I’m sorta leaning toward the “natural and elegant” approach for decision theories, since they’d have to face unknown new challenges without breaking, but patching CDT with cybernetics and such might work as well.
More to the point, actually solving some of these problems may well be NP-complete. But what do we and evolution do in practice, when we have to solve the problem and throwing up our hands is not an option? We and it use a numerical approximation which works pretty darned well. Worse is, in fact, better.
I think the resemblance is only superficial. There is nothing inelegant in treating two wired-in-parallel robotic arms controlled by the same controller, in same way regardless of whenever the controller is same ‘real physical object’, especially considering that we live in the world where if you have two electrons (or two identical anything), them being separate objects is purely in the eye of the beholder.
The whole point is that you abstract out inelegant details such as whenever the same controllers are physically one system or not. This abstraction is not at odds with mathematical elegance, it is the basis for mathematical elegance. It however is at odd with philosophical compactness-by-confusion. This abstraction does not allow for the notion of causality that was oversimplified to the point of irrelevance.
I’m not sure if you’re aware that my interest in these problems is mostly philosophical to begin with. For example I wrote the post that is the first link in my list in 1997, when I had no interest in AI at all, but was thinking about how humans would deal with probabilities when mind copying becomes possible in the future. Do you object to philosophers trying to solve philosophical problems in general, or just to AI builders making use of philosophical solutions or thinking like philosophers?
The philosophical thinking is usually done in terms of the concepts that are later found irrelevant (or which are known to be irrelevant to begin with). What I object to is philosopher’s arrogance in form of gross overestimate of the relevance of the philosophical ‘problems’ and philosophical ‘solutions’ to anything.
If the philosophical notion of causality has a problem with abstracting away irrelevant low level details of the method of control of a manipulator, that is a problem with philosophical notion of causality, not a problem with the design of intelligent systems. Philosophy seems to be an incredibly difficult to avoid failure mode of intelligences—whereby the intelligence fails to establish relevant concepts and proceeds to reason in terms of faulty concepts.

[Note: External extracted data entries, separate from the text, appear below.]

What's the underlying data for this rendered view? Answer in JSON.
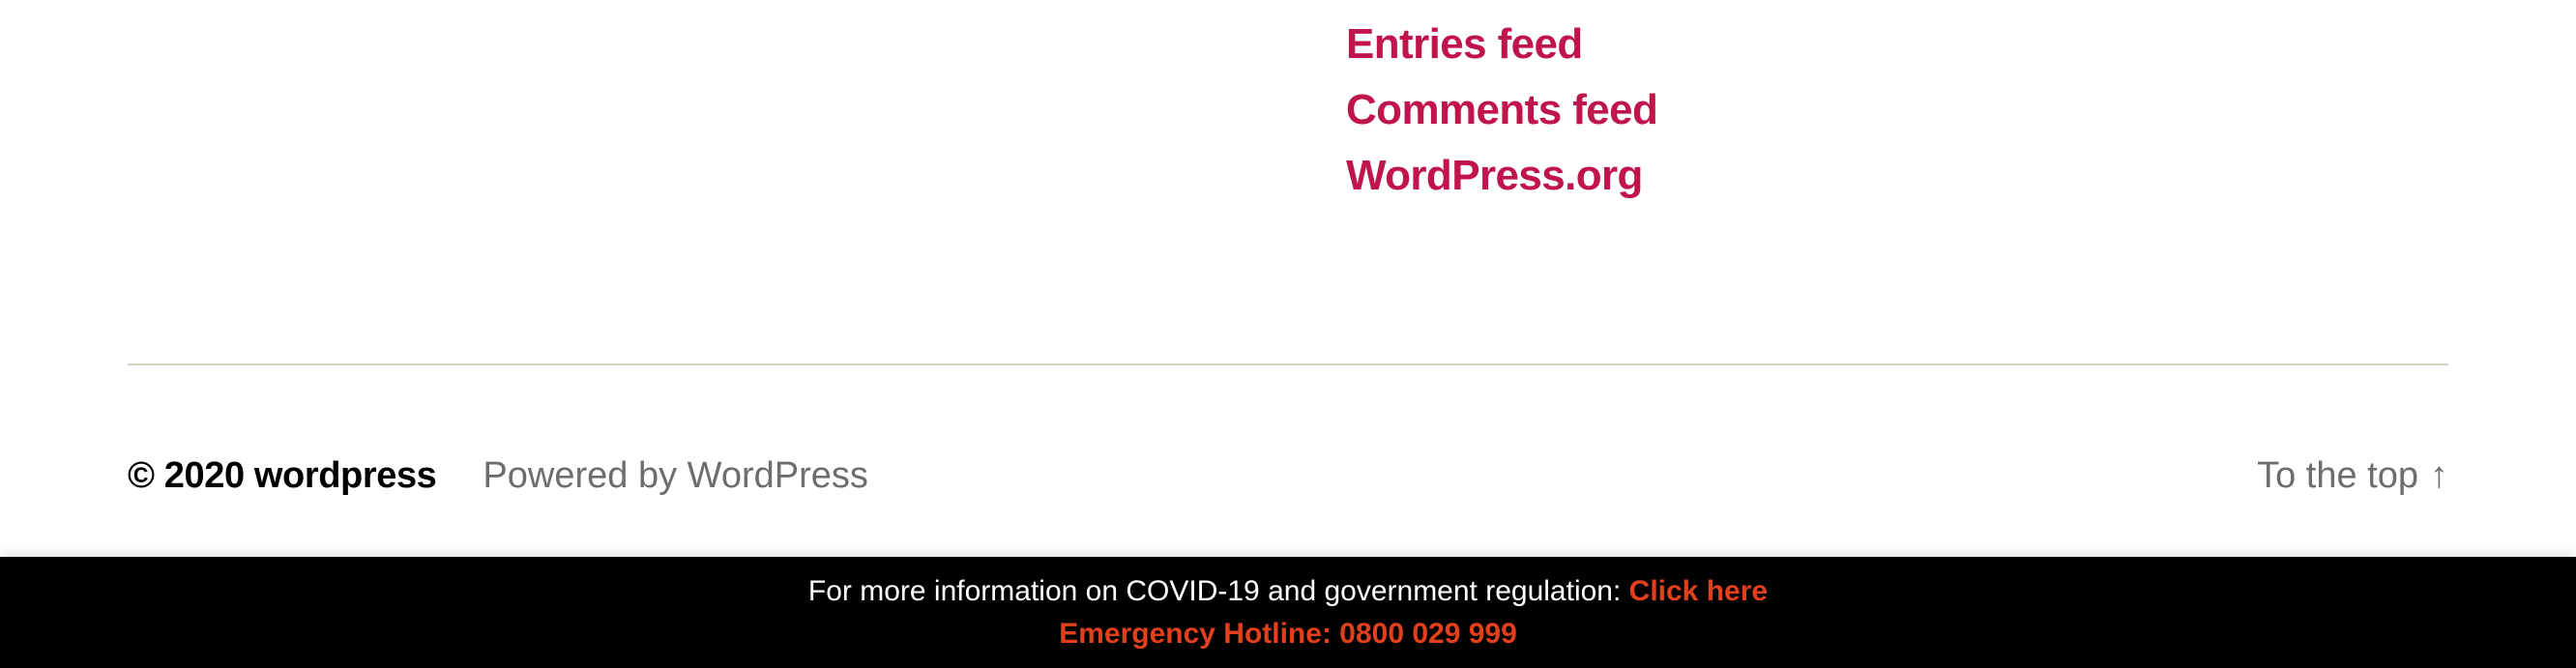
{
  "meta_widget": {
    "links": [
      {
        "label": "Entries feed"
      },
      {
        "label": "Comments feed"
      },
      {
        "label": "WordPress.org"
      }
    ]
  },
  "footer": {
    "copyright": "© 2020 wordpress",
    "powered_by": "Powered by WordPress",
    "to_top_label": "To the top",
    "to_top_arrow": "↑"
  },
  "covid_bar": {
    "info_text": "For more information on COVID-19 and government regulation: ",
    "link_label": "Click here",
    "hotline": "Emergency Hotline: 0800 029 999"
  },
  "colors": {
    "accent": "#c0154a",
    "covid_accent": "#e2401c",
    "divider": "#d4d1c2",
    "muted_text": "#6d6d6d"
  }
}
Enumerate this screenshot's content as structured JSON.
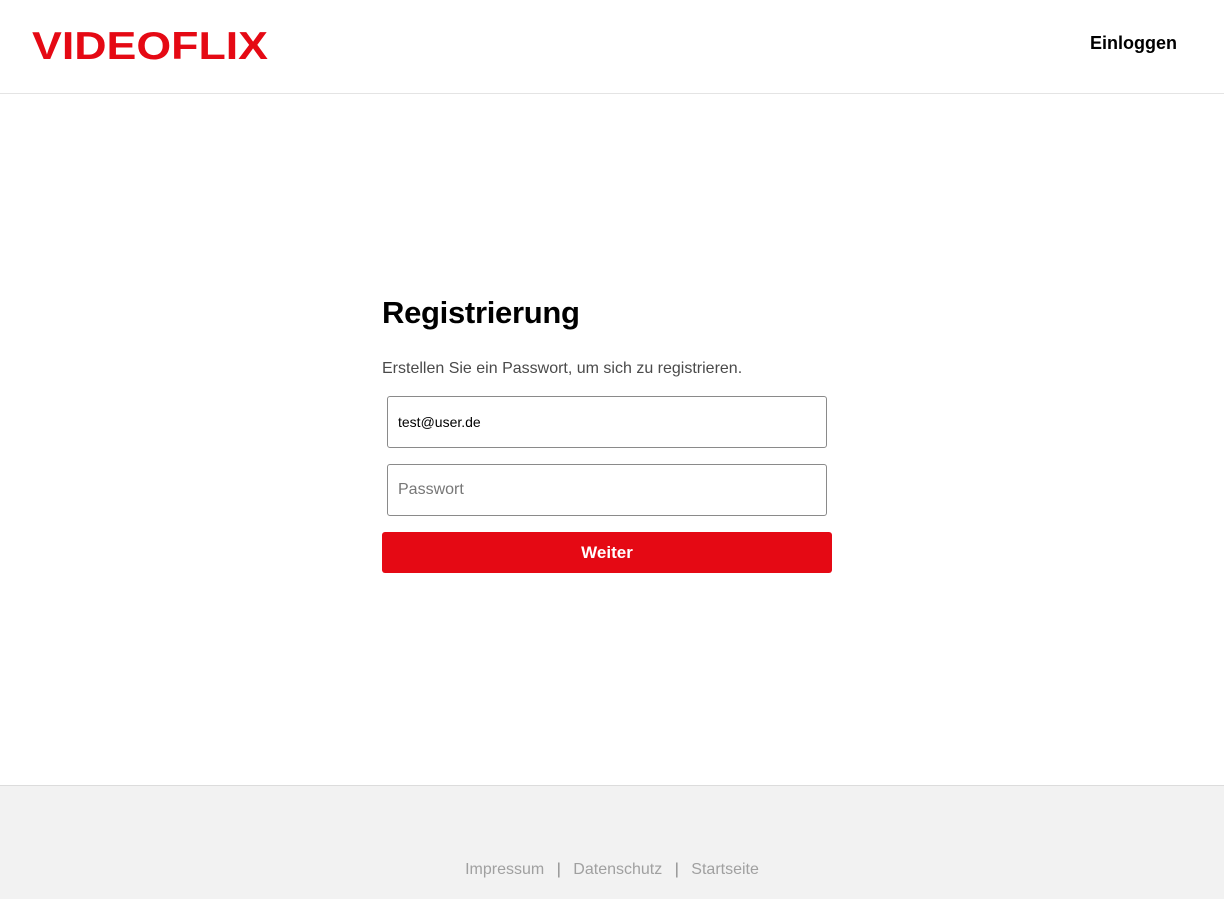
{
  "brand": {
    "name": "VIDEOFLIX",
    "color": "#e50914"
  },
  "header": {
    "login_label": "Einloggen"
  },
  "form": {
    "title": "Registrierung",
    "subtitle": "Erstellen Sie ein Passwort, um sich zu registrieren.",
    "email_value": "test@user.de",
    "password_placeholder": "Passwort",
    "submit_label": "Weiter"
  },
  "footer": {
    "links": [
      "Impressum",
      "Datenschutz",
      "Startseite"
    ],
    "separator": "|"
  }
}
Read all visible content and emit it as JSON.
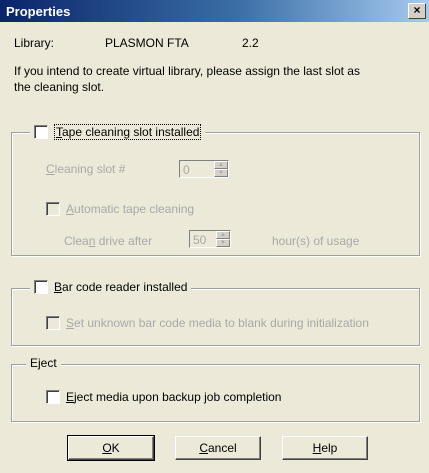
{
  "window": {
    "title": "Properties",
    "close_glyph": "×"
  },
  "library": {
    "label": "Library:",
    "name": "PLASMON FTA",
    "version": "2.2"
  },
  "info_text_line1": "If you intend to create virtual library, please assign the last slot as",
  "info_text_line2": "the cleaning slot.",
  "tape_cleaning": {
    "checkbox_first": "T",
    "checkbox_rest": "ape cleaning slot installed",
    "checked": false,
    "slot_label_first": "C",
    "slot_label_rest": "leaning slot #",
    "slot_value": "0",
    "auto_first": "A",
    "auto_rest": "utomatic tape cleaning",
    "auto_checked": false,
    "clean_after_pre": "Clea",
    "clean_after_key": "n",
    "clean_after_post": " drive after",
    "clean_after_value": "50",
    "hours_label": "hour(s) of usage"
  },
  "bar_code": {
    "checkbox_first": "B",
    "checkbox_rest": "ar code reader installed",
    "checked": false,
    "unknown_first": "S",
    "unknown_rest": "et unknown bar code media to blank during initialization",
    "unknown_checked": false
  },
  "eject": {
    "group_label": "Eject",
    "checkbox_first": "E",
    "checkbox_rest": "ject media upon backup job completion",
    "checked": false
  },
  "buttons": {
    "ok_first": "O",
    "ok_rest": "K",
    "cancel_first": "C",
    "cancel_rest": "ancel",
    "help_first": "H",
    "help_rest": "elp"
  },
  "icons": {
    "close": "close-icon",
    "spin_up": "spin-up-icon",
    "spin_down": "spin-down-icon"
  }
}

What’s your opinion of von Neumann and Morgenstern’s work on decision theory? Do you also consider it to be “later found irrelevant” or do you think consider it an exception to “usually”? Or do you not consider it to be “philosophical”? What about philosophical work on logic (e.g., Aristotle’s first steps towards formalizing correct reasoning)?
The parallels to them seem to be a form of ‘but many scientists were ridiculed’. The times when philosophy is useful seem to be restricted to building high level concepts out of lower level concepts, adapting high level concepts to be relevant. Rather than this top down process starting from something potentially very confused.
What we see with the causality is that in the common discourse, it is normal to say things like ‘because , something’. Because algorithm returned 1 box, the predictor predicted 1 box, and the robot took 1 box, is perfectly normal, valid statement. It’s probably the only kind of causality there could be, lacking any physical law of causality. The philosophers take that notion of causality, confuse it with some properties of the world, and end up having ‘does not compute’ moments about particular problems like Newcomb’s.